Propose a system design for a real-time anomaly detection platform that identifies potential compliance breaches in high-volume financial trading data. Detail the data ingestion, processing, and alerting mechanisms, ensuring scalability, low latency, and adherence to regulatory reporting requirements.
final round · 15-20 minutes
How to structure your answer
Employ a MECE framework for system design. 1. Data Ingestion: Kafka for high-throughput, fault-tolerant streaming from trading platforms, order management systems, and market data feeds. Implement schema registry for data validation. 2. Data Processing: Flink/Spark Streaming for real-time anomaly detection using statistical models (e.g., Z-score, Isolation Forest) and rule-based engines (e.g., trade size limits, frequency analysis). Utilize a feature store for consistent feature engineering. 3. Data Storage: Time-series database (e.g., InfluxDB) for processed data and anomaly metadata; object storage (e.g., S3) for raw data archiving. 4. Alerting & Reporting: Kafka Connect to push anomalies to a dedicated alerting service (e.g., PagerDuty, custom dashboard) with severity-based routing. Integrate with regulatory reporting APIs (e.g., FIX, SWIFT) for automated submission of identified breaches. Ensure end-to-end encryption and audit trails for compliance.
Sample answer
My system design for real-time compliance anomaly detection leverages a robust, scalable architecture. Data ingestion utilizes Apache Kafka for its high-throughput, fault-tolerant streaming capabilities, pulling from trading engines, order books, and market data feeds. Data is schema-validated via a Confluent Schema Registry. For processing, Apache Flink or Spark Streaming performs real-time anomaly detection. This involves a hybrid approach: statistical models (e.g., Z-score, Isolation Forest for outlier detection) identify deviations from established baselines, while a rule-based engine enforces predefined compliance thresholds (e.g., trade size limits, wash trading patterns). A feature store ensures consistent feature engineering across models. Processed data and anomaly metadata are stored in a time-series database like InfluxDB for rapid querying, with raw data archived in S3. Alerting is managed via a dedicated service, triggered by Kafka Connect, pushing high-severity anomalies to compliance officers via PagerDuty or custom dashboards. Regulatory reporting integrates directly with relevant APIs (e.g., FIX, SWIFT) for automated, auditable submission of identified breaches, ensuring low-latency response and adherence to regulatory requirements like MiFID II or FINRA. End-to-end encryption and comprehensive audit logging are foundational.
Key points to mention
- • Real-time data ingestion (Kafka)
- • Low-latency stream processing (Flink)

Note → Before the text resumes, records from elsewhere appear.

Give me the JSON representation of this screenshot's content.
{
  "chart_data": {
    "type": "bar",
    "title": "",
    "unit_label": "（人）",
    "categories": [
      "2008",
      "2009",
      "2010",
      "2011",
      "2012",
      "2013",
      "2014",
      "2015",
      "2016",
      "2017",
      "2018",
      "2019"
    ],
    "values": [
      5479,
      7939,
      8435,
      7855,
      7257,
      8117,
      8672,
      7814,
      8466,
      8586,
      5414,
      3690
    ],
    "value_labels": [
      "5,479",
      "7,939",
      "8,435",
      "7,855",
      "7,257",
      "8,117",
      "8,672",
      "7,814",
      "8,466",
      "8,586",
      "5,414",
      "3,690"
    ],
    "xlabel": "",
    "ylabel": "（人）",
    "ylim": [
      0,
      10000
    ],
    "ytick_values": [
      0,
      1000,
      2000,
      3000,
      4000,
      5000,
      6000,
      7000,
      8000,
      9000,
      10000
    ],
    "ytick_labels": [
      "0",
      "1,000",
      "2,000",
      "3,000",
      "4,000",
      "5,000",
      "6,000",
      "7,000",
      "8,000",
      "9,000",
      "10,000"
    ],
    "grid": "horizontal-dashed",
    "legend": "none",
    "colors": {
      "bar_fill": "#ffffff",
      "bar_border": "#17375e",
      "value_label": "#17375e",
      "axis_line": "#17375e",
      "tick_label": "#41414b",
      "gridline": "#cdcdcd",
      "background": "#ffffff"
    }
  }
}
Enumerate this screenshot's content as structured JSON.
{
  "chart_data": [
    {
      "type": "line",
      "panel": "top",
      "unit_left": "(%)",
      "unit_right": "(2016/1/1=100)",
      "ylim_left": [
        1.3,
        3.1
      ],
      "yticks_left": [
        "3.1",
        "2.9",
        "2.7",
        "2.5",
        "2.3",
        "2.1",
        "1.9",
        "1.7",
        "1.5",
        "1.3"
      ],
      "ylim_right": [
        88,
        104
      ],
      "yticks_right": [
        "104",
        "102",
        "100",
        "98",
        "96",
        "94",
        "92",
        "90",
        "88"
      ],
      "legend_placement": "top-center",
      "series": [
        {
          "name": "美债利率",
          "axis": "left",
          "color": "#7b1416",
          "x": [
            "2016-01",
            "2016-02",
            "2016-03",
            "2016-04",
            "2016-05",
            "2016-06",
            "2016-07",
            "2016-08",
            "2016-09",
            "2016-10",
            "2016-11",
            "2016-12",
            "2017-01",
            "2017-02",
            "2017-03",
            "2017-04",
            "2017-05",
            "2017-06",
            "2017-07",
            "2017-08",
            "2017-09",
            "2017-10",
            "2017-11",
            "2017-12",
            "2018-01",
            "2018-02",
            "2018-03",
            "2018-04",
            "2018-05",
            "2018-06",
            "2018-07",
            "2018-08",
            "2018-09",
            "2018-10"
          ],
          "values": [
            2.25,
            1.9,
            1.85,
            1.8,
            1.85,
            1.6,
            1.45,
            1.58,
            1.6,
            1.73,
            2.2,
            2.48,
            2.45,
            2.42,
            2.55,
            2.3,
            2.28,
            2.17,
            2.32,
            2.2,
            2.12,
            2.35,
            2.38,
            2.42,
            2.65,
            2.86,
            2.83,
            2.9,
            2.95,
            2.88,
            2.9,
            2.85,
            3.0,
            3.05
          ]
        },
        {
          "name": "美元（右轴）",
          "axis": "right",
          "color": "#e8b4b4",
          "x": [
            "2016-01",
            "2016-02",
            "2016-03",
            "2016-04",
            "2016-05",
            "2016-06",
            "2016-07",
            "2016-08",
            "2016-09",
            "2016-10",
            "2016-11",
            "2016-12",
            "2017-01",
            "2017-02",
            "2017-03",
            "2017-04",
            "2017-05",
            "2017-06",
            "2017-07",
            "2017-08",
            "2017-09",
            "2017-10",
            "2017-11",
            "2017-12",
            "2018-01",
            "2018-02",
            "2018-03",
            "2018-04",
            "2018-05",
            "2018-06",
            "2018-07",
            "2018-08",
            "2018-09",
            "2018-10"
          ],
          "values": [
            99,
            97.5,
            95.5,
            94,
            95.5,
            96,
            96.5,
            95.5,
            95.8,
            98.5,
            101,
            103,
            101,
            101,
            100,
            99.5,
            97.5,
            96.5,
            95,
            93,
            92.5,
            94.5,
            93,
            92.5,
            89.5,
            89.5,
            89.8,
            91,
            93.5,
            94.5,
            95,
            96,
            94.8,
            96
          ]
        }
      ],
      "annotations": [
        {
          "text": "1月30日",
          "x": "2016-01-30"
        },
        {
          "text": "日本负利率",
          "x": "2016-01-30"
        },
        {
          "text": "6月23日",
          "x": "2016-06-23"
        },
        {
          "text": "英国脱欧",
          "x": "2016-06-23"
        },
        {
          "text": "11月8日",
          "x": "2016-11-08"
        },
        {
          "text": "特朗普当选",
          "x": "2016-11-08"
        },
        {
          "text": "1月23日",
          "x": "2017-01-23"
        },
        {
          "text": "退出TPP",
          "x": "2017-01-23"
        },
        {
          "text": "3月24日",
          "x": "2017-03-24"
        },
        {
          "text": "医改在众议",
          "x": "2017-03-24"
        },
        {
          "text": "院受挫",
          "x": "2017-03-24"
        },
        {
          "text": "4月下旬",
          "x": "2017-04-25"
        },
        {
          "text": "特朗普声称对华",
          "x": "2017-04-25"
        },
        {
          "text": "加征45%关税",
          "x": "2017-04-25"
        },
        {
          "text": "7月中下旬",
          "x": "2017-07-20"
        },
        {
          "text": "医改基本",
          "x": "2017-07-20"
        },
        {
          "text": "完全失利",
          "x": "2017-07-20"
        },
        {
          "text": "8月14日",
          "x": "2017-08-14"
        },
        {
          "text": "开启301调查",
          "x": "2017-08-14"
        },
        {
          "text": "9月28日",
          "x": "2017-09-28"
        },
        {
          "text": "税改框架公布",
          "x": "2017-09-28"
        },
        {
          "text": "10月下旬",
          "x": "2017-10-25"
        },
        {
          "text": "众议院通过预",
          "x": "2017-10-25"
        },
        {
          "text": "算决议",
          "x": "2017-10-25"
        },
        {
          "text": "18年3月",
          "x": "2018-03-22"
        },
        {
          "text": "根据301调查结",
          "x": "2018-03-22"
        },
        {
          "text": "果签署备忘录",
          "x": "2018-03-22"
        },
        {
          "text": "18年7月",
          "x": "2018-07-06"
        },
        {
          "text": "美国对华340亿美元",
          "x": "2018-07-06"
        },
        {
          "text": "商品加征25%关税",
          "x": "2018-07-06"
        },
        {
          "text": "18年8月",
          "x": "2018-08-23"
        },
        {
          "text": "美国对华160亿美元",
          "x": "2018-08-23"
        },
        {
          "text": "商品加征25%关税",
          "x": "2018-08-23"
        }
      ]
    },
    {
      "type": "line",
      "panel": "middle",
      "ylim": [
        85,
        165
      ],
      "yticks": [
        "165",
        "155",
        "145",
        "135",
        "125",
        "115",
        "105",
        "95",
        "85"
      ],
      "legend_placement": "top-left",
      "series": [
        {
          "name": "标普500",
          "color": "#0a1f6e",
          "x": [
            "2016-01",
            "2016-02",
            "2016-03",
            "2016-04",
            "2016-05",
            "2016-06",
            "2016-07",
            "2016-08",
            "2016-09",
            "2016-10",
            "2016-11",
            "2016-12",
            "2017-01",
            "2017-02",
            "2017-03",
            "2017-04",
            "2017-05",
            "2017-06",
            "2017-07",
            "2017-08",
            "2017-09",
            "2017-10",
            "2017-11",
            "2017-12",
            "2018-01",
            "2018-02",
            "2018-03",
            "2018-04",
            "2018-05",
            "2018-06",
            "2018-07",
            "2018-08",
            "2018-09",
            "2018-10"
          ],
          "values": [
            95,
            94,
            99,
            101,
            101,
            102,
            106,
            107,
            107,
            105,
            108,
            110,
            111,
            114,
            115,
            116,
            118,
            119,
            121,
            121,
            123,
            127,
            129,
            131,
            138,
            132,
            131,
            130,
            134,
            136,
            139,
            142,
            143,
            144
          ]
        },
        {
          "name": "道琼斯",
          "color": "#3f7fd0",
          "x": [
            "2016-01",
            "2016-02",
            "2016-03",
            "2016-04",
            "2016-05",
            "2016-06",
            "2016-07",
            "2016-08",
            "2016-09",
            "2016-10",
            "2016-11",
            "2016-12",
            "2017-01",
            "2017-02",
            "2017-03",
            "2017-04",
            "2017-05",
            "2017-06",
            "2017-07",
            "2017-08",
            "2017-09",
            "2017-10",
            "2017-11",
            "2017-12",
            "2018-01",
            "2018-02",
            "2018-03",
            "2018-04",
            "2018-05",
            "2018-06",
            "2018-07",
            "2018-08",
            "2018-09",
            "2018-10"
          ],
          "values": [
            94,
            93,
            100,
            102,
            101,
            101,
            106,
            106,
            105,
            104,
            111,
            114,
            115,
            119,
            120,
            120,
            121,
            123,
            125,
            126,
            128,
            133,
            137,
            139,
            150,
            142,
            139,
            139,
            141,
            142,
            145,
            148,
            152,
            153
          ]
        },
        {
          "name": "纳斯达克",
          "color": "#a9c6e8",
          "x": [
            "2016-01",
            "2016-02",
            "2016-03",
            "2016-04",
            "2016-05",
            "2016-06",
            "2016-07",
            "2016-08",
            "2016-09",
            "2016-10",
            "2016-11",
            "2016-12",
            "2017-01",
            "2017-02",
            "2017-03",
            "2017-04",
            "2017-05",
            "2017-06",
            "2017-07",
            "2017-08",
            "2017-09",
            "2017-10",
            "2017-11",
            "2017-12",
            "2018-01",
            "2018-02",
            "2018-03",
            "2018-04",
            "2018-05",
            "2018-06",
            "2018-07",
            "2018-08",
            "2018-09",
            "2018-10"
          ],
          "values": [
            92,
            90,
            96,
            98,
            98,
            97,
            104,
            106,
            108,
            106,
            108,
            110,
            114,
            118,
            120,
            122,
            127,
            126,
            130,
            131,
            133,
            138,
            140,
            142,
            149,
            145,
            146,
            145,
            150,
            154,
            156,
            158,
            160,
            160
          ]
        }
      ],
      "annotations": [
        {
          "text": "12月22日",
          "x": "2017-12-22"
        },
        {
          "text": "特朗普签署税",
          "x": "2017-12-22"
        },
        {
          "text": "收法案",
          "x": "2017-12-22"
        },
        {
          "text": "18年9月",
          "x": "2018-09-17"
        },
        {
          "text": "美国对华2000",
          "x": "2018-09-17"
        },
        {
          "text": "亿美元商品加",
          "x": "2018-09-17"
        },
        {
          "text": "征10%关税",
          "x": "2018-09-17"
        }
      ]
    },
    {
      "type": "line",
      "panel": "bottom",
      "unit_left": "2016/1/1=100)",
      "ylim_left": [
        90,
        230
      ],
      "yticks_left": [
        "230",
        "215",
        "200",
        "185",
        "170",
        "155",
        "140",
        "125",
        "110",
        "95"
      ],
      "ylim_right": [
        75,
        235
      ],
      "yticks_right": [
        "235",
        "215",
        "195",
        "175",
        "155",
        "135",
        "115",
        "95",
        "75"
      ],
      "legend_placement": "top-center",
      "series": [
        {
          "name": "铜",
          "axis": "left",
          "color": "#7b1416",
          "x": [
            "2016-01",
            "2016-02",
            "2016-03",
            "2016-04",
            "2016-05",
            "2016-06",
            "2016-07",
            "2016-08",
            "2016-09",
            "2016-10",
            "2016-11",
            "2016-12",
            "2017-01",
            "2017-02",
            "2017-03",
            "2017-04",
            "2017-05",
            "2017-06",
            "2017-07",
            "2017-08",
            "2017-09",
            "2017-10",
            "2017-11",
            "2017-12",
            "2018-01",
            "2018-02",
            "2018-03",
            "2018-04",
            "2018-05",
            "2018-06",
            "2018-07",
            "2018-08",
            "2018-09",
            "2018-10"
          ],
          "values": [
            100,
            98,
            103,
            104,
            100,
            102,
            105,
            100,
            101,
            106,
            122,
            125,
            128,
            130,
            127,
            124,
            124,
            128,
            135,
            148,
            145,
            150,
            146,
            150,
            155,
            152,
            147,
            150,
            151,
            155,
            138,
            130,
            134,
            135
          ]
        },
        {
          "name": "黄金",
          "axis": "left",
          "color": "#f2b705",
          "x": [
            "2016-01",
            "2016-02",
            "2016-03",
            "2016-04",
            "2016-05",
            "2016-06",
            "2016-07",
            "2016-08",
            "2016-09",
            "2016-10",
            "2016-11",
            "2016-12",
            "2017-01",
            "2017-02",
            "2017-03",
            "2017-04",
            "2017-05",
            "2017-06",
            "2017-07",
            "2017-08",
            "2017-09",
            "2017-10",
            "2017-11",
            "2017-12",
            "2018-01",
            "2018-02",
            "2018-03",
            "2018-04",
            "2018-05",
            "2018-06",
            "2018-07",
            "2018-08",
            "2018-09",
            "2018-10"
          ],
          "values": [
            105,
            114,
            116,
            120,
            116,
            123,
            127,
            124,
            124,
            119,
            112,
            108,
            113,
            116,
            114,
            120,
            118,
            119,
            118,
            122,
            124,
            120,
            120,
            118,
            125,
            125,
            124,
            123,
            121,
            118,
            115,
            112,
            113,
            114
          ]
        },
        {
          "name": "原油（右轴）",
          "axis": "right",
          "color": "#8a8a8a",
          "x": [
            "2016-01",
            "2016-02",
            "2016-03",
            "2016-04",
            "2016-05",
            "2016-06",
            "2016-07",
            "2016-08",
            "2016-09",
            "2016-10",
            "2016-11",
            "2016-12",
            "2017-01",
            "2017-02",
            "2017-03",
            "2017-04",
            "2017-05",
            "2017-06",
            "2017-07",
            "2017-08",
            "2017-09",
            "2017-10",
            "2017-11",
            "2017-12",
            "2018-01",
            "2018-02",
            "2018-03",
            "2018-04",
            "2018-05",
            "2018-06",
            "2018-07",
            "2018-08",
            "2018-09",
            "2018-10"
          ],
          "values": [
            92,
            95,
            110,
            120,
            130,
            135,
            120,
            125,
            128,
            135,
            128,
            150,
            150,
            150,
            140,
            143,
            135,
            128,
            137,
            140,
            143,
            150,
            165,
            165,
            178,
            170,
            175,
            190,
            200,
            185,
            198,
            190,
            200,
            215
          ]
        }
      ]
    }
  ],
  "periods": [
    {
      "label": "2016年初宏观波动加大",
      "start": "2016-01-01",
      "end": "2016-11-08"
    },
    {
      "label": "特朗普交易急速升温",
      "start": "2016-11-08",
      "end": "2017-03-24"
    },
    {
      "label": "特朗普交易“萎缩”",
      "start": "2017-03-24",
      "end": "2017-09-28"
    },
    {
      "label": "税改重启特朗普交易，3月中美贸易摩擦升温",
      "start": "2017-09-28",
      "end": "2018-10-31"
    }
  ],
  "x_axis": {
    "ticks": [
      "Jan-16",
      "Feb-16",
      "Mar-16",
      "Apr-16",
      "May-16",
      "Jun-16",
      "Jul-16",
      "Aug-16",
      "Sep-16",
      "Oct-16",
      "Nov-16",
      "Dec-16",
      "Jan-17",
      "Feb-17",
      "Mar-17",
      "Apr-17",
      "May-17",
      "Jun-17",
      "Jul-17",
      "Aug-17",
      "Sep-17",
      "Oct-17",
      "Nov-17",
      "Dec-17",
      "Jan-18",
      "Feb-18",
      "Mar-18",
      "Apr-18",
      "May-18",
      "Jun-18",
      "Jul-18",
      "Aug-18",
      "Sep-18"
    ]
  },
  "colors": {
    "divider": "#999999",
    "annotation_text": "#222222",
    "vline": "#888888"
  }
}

- • Anomaly detection algorithms (statistical, ML)
- • Tiered alerting and escalation
- • Scalability considerations (horizontal scaling, Kubernetes)
- • Data immutability and auditability (data lake)
- • Regulatory reporting generation
- • Compliance with specific regulations (e.g., MiFID II, Dodd-Frank, AML)
Common mistakes to avoid
- ✗ Overlooking the need for data normalization and enrichment before anomaly detection.
- ✗ Not addressing the cold start problem for machine learning models in a real-time system.
- ✗ Failing to design for fault tolerance and disaster recovery.
- ✗ Underestimating the volume and velocity of financial trading data.
- ✗ Ignoring the specific regulatory reporting formats and timelines.
- ✗ Proposing a batch processing solution for a real-time requirement.